Curiously, one of the experiences that I remember clearly from my stay in East Jerusalem during the first half of 1978 was a conversation on a street corner with three or four American evangelical Protestants. I seem to recall that the conversation occurred on a street corner near the American Colony Hotel; they were probably staying there.
I don’t know how the conversation began. In the course of it, though, one of the people in the Protestant group told me that they were there as members of a delegation of American Evangelicals who intended, while visiting the Holy Land, to demonstrate their support for Israel. “We want Prime Minister [Menachem] Begin to know,” he said, “that all true Christians are behind him one hundred percent.”
I’ve never forgotten that statement.

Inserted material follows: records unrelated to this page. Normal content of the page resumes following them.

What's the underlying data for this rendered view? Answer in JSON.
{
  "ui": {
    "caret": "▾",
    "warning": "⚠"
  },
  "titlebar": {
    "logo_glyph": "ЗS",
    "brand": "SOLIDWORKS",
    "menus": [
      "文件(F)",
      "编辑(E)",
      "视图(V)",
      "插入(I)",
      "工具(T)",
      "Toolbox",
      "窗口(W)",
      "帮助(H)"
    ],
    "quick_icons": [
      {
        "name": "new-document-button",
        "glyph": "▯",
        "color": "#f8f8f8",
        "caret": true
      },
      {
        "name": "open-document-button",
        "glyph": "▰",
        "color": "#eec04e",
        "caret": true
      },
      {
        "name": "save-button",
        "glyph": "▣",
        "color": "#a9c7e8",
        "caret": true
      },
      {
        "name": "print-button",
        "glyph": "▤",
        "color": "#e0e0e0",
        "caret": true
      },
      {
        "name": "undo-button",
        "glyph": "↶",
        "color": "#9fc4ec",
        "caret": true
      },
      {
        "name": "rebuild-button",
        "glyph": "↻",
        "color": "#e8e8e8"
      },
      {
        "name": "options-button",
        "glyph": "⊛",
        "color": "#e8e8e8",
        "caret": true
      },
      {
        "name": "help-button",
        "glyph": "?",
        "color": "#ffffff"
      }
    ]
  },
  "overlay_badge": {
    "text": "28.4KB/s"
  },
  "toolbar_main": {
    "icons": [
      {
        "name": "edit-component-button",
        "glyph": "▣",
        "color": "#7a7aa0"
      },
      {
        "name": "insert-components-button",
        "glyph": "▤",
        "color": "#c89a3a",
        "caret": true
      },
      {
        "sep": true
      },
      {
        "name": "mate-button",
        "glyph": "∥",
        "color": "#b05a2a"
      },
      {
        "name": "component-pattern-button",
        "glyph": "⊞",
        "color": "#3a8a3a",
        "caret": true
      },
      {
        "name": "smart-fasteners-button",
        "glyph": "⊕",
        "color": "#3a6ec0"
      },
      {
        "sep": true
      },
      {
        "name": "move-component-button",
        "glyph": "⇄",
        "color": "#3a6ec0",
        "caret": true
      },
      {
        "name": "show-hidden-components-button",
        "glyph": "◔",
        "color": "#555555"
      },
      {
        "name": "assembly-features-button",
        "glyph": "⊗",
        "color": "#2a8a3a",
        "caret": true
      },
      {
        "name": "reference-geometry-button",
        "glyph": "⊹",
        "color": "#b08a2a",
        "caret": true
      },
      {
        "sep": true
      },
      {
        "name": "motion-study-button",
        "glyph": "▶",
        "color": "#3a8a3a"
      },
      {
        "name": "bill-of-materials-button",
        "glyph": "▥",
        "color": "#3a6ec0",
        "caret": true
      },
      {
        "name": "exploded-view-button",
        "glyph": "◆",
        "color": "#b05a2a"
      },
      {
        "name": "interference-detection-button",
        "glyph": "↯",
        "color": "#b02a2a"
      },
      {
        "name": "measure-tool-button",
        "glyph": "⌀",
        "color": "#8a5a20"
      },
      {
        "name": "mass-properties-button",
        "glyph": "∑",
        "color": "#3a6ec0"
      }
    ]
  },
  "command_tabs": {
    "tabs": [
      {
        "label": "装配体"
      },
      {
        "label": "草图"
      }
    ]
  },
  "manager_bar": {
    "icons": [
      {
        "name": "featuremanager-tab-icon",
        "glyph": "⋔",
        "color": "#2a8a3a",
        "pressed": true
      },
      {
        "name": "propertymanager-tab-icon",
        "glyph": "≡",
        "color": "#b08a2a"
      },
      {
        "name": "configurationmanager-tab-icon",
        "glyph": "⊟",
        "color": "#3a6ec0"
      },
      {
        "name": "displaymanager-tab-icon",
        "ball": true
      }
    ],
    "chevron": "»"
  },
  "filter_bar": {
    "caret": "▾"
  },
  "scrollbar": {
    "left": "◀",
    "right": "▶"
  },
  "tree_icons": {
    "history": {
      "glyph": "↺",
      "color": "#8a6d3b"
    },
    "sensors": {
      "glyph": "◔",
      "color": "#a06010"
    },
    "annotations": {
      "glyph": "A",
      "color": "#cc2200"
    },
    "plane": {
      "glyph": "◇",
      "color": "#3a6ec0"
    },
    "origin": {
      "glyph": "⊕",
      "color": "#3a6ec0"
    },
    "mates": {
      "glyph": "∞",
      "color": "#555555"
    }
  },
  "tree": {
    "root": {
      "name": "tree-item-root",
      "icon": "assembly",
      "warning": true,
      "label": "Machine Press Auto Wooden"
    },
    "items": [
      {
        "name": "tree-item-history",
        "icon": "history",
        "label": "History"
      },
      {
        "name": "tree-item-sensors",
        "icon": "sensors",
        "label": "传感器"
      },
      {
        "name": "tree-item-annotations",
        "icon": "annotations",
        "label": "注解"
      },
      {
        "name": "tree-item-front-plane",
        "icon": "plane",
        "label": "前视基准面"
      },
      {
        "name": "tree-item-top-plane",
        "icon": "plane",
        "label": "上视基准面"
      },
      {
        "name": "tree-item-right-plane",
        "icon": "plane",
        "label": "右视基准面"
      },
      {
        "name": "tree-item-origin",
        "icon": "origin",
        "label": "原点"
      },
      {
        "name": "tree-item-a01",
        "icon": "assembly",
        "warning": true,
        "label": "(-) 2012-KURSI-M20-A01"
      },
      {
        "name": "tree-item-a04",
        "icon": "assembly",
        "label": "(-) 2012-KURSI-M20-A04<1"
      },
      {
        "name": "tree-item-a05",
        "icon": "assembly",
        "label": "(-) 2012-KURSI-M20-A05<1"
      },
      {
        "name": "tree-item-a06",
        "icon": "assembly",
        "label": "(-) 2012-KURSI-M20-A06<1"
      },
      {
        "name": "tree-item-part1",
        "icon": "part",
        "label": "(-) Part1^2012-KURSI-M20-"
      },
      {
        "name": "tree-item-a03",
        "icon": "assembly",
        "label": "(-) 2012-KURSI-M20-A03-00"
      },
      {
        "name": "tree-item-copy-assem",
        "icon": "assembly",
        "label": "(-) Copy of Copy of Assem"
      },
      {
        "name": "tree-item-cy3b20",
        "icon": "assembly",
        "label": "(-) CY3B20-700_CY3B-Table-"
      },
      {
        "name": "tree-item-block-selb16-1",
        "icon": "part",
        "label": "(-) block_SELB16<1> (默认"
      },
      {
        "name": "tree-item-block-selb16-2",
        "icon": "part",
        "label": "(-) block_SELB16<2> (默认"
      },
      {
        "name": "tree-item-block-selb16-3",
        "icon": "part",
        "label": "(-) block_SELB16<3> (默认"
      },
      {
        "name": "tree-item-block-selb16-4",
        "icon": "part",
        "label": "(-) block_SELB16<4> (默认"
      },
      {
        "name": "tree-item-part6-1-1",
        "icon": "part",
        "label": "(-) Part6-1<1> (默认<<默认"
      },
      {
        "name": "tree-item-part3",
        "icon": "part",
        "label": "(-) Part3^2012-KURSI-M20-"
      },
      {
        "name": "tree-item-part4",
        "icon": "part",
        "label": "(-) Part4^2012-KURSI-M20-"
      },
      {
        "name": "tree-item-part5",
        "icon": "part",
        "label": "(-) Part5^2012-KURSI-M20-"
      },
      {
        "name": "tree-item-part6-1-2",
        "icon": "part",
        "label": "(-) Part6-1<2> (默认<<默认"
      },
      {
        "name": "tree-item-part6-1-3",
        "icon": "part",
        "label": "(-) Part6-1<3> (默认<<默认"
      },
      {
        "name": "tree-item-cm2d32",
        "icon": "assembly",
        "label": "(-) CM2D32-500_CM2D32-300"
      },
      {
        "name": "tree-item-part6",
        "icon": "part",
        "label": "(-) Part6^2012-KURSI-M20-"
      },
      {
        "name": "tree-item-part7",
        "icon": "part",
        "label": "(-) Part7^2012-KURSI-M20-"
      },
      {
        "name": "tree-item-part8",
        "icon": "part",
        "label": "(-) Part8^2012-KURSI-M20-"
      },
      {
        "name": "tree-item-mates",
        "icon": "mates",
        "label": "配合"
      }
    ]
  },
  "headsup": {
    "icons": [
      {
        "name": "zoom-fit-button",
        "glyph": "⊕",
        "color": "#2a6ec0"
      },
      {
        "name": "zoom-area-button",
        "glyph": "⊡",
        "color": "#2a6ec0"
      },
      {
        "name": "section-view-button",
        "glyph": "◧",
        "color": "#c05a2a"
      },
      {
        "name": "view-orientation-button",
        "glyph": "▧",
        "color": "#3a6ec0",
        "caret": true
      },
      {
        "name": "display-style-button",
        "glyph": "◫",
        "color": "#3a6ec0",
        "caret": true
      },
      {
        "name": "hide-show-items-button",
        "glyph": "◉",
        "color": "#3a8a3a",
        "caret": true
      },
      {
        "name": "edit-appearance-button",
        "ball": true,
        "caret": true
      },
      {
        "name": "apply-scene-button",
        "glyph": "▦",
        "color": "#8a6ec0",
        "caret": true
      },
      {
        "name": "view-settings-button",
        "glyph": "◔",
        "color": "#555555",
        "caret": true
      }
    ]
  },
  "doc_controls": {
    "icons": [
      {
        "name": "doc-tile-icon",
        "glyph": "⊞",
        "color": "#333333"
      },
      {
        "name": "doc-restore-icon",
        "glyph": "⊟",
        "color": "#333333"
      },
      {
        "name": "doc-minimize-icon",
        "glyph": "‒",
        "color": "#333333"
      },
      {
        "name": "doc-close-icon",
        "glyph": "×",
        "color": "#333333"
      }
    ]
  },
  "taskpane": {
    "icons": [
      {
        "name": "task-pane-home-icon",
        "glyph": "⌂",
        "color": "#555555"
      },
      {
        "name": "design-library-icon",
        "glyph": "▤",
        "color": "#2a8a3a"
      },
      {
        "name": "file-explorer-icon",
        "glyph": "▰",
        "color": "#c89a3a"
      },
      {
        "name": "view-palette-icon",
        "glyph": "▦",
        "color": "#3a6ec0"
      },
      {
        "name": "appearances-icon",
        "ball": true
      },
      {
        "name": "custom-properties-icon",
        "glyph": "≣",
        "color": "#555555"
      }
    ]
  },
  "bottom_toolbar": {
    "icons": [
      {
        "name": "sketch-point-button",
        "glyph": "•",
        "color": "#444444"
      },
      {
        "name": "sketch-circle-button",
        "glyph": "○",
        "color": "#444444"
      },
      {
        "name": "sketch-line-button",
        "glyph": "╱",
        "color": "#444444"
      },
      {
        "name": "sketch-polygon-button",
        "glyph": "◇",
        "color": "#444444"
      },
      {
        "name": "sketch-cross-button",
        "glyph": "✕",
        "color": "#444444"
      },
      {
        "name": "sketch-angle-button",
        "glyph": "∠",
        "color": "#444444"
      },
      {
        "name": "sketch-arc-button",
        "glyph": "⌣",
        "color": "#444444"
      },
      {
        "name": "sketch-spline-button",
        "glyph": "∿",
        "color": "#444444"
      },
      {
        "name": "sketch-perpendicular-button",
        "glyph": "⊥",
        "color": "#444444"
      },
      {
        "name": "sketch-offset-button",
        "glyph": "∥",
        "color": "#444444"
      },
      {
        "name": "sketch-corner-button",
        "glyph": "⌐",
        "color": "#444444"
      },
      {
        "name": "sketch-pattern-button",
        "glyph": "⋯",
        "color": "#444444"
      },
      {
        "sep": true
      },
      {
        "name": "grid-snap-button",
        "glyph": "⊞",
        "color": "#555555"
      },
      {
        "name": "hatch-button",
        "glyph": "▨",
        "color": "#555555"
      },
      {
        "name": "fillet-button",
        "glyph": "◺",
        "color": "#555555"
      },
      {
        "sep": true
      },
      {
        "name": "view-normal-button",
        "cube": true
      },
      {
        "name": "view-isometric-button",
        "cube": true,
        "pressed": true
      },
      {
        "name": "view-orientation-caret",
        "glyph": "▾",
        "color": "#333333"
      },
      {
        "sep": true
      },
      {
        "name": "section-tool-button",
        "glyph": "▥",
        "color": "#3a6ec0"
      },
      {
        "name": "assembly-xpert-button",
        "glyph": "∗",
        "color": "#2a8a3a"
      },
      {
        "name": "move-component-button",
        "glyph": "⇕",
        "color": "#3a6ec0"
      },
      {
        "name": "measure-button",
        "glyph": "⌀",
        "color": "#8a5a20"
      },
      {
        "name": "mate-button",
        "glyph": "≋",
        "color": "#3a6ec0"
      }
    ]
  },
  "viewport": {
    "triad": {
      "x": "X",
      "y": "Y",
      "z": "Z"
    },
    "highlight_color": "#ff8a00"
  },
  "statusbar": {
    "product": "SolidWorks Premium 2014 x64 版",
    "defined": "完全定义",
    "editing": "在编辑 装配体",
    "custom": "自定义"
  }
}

It appalled me.
Presumably, he would not have regarded any of us as being “true Christians.” But, for whatever reason, we never got to that point.
What bothered me about his declaration was its identification of Christianity with a very specific political stance.
I believe that I’ve already made it clear that I wasn’t exactly an uncritical fan of Menachem Begin. (See “A bit more on Yours Truly, vintage 1978, in East Jerusalem.”) So I found it somewhat incongruous for anybody to suggest that his or her theology entailed one hundred percent support for Mr. Begin.
But the fact is that I’ve never been 100% in agreement with any politician. Not with Barry Goldwater. Not even with the great Ronald Reagan. (Perhaps with Margaret Thatcher?)
To put it mildly, Israelis weren’t 100% behind Menachem Begin. His election as prime minister in 1977 inaugurated a period that lasted almost two decades, during which left-wing and right-wing blocs held roughly equal numbers of seats in the Knesset.
I was, it’s true (and as I’ve said), at the absolute apogee of my enthusiasm for Israel and for Zionism. (Menachem Begin as prime minister was a major difficulty for me.) I distinctly recall visiting the Palestinian city of Hebron (חֶבְרוֹן; Arabic الْخَلِيل al-Khalīl) in the southern portion of the occupied West Bank and being so revolted by the omnipresent signs of a deeply resented military occupation that, at one point, walking past a sandbagged Israeli machine gun emplacement, I rather loudly muttered something about “fascists.” Fortunately, the Israeli soldiers didn’t seem to hear me, or else, if they did, they ignored me.
Anyway, it wasn’t my strong sympathy for the Palestinian side in the Arab-Israeli conflict that made me react so negatively to the claim that “all true Christians” were “one hundred percent” behind Menachem Begin and Likud, although that undoubtedly played a role. It was, rather, my conviction that theologically-dictated absolute support for any politician or political party is idolatry.
And, yes, you’re perfectly welcome to apply that notion to contemporary American politics.